Oops, We’ll Do It Again?

Soon after the Warsaw Pact collapsed in 1989, Bush the Elder began retrieving the thousands of "tactical" nukes we had forward deployed in NATO countries for use against invading Warsaw Pact armies.

Did the Soviet Union follow suit? Well, no. It turns out that, although the Soviet Union had more than 15,000 tactical nukes for use against invading NATO armies, none had ever been deployed outside the Soviet Union.

Apparently we are the only nuke power that has ever based our nukes – tactical and strategic – in foreign countries.

Why bring that up now?

Well, President Bush has just announced a planned "redeployment" of our armed forces, from bases in Western Europe, Japan and South Korea to new bases in new NATO countries or NATO-wannabes.

Presumably, the hundreds of tactical nukes now deployed with our troops, overseas, will go with them to their new bases located in former Warsaw Pact or Soviet Union countries.

The Russia-NATO Council was established several years ago to help transform NATO from a military alliance dedicated to defeating the Warsaw Pact, into a politico-economic alliance dedicated to defeating global terrorism, preventing proliferation of weapons of mass destruction, and improving the economies of Russia and new NATO members.

Russia got a promise from the Council that substantial numbers of U.S. forces would not be stationed on its borders, especially in the Baltic states and in the Caucasus. But now, it looks like the neo-crazies intend to do exactly that.

And it won’t matter who is elected in November. Clinton began pushing NATO eastward, toward Moscow. Bush kept the train moving and Kerry won’t even try to stop it.

True, three years ago, we got the almost unbelievable "intelligence" that President Bush and Russian President Vladimir Putin had agreed to the deployment of U.S. armed forces and tactical nukes to three former Soviet bases in Uzbekistan and another in Tajikistan.

We have since established a huge air base in Kyrgyzstan, which borders China, Tajikistan, Uzbekistan and Kazakhstan. Uzbekistan and Tajikistan border on Afghanistan, and are separated by Kazakhstan from Russia itself.

This unbelievable basing agreement was made in anticipation of a U.S.-led invasion and occupation of Afghanistan by NATO. So if Putin acquiesced to U.S. troops being stationed there in the former Soviet Union, it was in support of NATO counter-terrorism activities. .

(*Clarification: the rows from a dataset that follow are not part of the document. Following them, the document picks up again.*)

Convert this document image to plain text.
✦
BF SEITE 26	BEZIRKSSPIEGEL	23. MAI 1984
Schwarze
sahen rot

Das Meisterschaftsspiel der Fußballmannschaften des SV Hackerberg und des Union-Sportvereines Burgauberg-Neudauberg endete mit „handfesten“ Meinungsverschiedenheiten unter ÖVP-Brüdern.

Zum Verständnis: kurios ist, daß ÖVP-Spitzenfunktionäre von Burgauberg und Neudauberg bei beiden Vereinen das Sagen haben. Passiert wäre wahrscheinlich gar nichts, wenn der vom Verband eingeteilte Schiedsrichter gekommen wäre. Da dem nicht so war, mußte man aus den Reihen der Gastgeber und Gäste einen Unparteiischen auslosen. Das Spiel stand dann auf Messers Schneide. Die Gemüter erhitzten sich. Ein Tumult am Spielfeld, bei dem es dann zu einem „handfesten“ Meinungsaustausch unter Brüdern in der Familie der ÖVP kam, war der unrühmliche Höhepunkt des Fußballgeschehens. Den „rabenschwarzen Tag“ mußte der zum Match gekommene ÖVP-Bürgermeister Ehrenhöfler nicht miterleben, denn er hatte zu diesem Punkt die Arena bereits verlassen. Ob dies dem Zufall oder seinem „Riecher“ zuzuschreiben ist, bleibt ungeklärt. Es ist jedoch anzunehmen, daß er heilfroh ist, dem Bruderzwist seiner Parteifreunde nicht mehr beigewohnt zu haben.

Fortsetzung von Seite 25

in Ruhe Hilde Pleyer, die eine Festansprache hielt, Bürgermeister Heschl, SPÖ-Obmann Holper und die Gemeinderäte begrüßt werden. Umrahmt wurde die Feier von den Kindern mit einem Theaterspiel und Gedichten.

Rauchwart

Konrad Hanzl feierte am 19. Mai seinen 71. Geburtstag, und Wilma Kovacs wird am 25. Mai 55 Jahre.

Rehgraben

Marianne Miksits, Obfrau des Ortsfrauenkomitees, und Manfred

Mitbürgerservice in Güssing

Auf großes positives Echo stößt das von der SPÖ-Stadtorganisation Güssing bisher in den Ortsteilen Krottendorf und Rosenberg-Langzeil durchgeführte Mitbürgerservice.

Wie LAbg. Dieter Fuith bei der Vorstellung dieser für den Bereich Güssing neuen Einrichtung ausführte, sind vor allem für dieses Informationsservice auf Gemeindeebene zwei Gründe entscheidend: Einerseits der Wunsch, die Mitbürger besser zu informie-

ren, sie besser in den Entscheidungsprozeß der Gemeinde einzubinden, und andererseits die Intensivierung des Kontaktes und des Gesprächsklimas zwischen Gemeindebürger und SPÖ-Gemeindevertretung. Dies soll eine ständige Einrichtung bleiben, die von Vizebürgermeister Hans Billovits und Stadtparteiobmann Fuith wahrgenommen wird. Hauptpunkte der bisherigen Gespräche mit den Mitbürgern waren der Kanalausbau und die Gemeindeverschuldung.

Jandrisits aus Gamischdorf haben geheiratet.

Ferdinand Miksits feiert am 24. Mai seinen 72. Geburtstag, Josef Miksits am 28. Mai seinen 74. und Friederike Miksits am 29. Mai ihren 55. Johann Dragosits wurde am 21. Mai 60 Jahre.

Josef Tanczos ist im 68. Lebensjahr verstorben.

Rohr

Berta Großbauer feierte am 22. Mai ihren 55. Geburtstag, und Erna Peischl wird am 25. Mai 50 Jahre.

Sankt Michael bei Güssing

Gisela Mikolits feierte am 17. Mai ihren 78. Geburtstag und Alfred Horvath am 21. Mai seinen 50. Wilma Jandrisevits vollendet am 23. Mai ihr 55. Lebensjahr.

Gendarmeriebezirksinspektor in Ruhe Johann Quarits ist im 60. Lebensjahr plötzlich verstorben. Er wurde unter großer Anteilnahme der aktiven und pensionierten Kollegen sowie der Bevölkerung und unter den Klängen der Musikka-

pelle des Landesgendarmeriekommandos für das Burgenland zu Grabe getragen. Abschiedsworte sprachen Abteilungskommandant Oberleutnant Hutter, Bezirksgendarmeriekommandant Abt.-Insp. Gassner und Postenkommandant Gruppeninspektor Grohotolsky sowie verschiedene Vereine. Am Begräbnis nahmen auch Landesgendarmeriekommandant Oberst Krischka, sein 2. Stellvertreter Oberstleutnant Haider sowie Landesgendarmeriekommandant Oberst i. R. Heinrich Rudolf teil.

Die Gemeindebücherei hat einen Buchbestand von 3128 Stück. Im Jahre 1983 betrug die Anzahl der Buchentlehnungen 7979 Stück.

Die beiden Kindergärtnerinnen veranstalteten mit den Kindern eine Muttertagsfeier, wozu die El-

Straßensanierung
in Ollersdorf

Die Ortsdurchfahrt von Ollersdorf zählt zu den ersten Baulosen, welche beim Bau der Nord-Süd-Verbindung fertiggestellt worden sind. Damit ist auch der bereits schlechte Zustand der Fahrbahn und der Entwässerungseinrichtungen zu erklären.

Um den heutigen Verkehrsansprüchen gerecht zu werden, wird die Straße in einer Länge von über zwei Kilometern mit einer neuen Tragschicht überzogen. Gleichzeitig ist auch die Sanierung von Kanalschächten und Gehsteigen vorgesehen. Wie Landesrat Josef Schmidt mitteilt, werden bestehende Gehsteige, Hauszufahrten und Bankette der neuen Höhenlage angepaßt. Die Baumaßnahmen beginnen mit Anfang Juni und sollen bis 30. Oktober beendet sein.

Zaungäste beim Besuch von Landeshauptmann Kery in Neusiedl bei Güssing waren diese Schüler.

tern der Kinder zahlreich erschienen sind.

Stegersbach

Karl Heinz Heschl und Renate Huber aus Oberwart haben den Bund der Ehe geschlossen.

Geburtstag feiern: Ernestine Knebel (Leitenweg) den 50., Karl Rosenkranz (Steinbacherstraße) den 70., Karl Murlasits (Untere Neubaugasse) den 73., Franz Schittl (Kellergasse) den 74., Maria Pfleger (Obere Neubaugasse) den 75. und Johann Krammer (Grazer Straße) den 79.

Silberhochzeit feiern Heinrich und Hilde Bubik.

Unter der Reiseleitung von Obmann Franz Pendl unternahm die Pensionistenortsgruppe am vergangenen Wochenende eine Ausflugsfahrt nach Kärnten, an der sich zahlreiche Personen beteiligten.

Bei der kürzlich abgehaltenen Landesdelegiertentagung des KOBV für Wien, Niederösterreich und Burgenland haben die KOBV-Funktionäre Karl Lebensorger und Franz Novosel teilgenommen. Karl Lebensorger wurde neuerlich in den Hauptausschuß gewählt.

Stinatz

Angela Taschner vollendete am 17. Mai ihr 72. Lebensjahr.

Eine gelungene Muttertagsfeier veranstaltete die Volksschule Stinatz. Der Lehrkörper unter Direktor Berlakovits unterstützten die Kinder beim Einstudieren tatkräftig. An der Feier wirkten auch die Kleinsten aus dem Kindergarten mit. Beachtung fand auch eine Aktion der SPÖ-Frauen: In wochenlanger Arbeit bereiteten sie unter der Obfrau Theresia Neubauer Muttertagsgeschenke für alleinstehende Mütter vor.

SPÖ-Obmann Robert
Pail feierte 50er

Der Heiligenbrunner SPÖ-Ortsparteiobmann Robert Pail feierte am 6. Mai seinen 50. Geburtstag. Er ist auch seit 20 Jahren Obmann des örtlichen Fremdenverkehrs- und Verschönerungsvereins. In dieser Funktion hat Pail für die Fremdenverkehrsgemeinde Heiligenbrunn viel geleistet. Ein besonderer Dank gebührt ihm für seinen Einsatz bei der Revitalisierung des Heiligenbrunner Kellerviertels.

But why did Russia agree to our troops based in the former Soviet Union having tactical nukes?

Well, Bush the Younger had famously promised the world that he would not allow terrorists or rogue states supporting terrorists to acquire nukes. He promised he would act – preemptively – to prevent that acquisition.

Bush told the Russians he had "intelligence" that Osama bin Laden was interested in acquiring "weapons of mass destruction," and he and a loose nuke might be hiding in a cave in Afghanistan which only another nuke could destroy.

Of course, we and the Russians now know that Osama didn’t even have a vial of anthrax – much less a nuke. And even if we had dropped a nuke on those caves in Afghanistan we wouldn’t have killed bin Laden. He had long since fled to Pakistan.

"Oops," we told the Russians.

In 2003, Bush told the Russians he had to preemptively invade Iraq to destroy nukes and/or the makings thereof Bush said our "intelligence" said Saddam had hidden somewhere. The International Atomic Energy Agency (IAEA) told the Russians Saddam didn’t, and they turned out to be right.

"Oops," we told the Russians.

Now, Condi Rice and Bonkers Bolton are threatening to launch preemptive strikes against the nuclear reactor complex under construction by the Russians at Bushehr and against the gas-centrifuge uranium-enrichment plant under construction by the Iranians at Narantz.

Once constructed, both complexes will be operated, henceforth, under the watchful eyes of the IAEA. Therefore, it will not be possible for the Iranians to produce – surreptitiously – weapons-grade material from either complex.

Rice, Bolton and the neo-crazies keep telling you otherwise, but they’re lying through their teeth. Why? Because they know that if they can’t keep the Iranian complexes from "coming on-line," the Israelis will – by force.

So, before the Israelis do an Osirak encore – using U.S.-supplied aircraft to kill Russian engineers this time, rather than French – it might be a good idea to retrieve all those nukes and troops we currently have deployed in the former Soviet Union. The French may have been satisfied with our "Oops." The Russians probably won’t be.

Author: Gordon Prather

Physicist James Gordon Prather has served as a policy implementing official for national security-related technical matters in the Federal Energy Agency, the Energy Research and Development Administration, the Department of Energy, the Office of the Secretary of Defense and the Department of the Army. Dr. Prather also served as legislative assistant for national security affairs to U.S. Sen. Henry Bellmon, R-Okla. -- ranking member of the Senate Budget Committee and member of the Senate Energy Committee and Appropriations Committee. Dr. Prather had earlier worked as a nuclear weapons physicist at Lawrence Livermore National Laboratory in California and Sandia National Laboratory in New Mexico.